QU Dongyu, Director General of the Food and Agriculture Organization of the United Nations (FAO), said Codex Alimentarius standards provide a solid basis for ensuring food safety.

“The work of the Codex Alimentarius Commission provides technical support for food safety and fair trade. Recognizing the importance of food safety, the FAO Ministerial Conference in June this year approved increased funding levels for FAO’s scientific advice program on food safety for the next biennium. “, did he declare.

Import and export issues
Guidance on the paperless use of electronic certificates has been adopted.

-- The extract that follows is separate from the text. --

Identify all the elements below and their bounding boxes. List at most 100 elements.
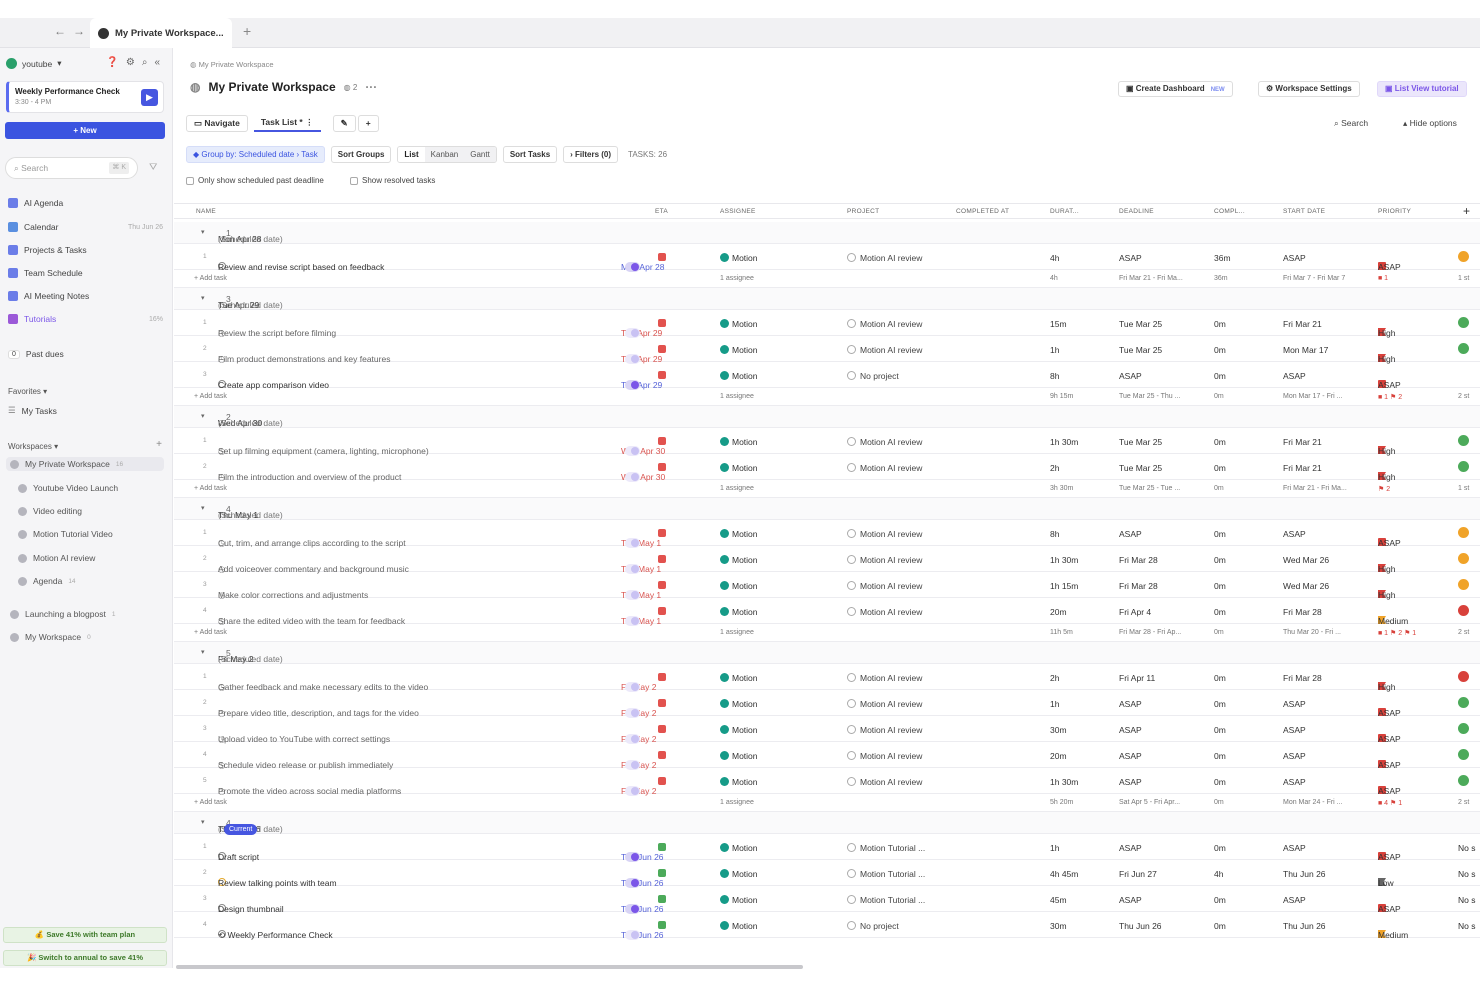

It is intended to assist authorities with electronic certification exchanges to show that the food portion of international trade has met the importing country’s food safety requirements.

Proponents say it will reduce the time and cost of trading and can be connected to modern, risk-based electronic methods to facilitate food controls and inspection. However, others were wary of aspects related to the technology used.

Guidelines for the evaluation and use of voluntary third party insurance programs were supported. They focus on the structure, governance and components of these programs.

Work is underway on draft guidelines on the recognition and maintenance of equivalence of national food control systems and guidance on the prevention and control of food fraud is also planned.

Before Codex marks its 60th anniversary in 2023, there is a planned publication reflecting the anniversary and a project to improve the visibility of Codex standards.

Members are also considering skipping a Commission meeting in 2022 with the hope of having an in-person meeting in July 2023.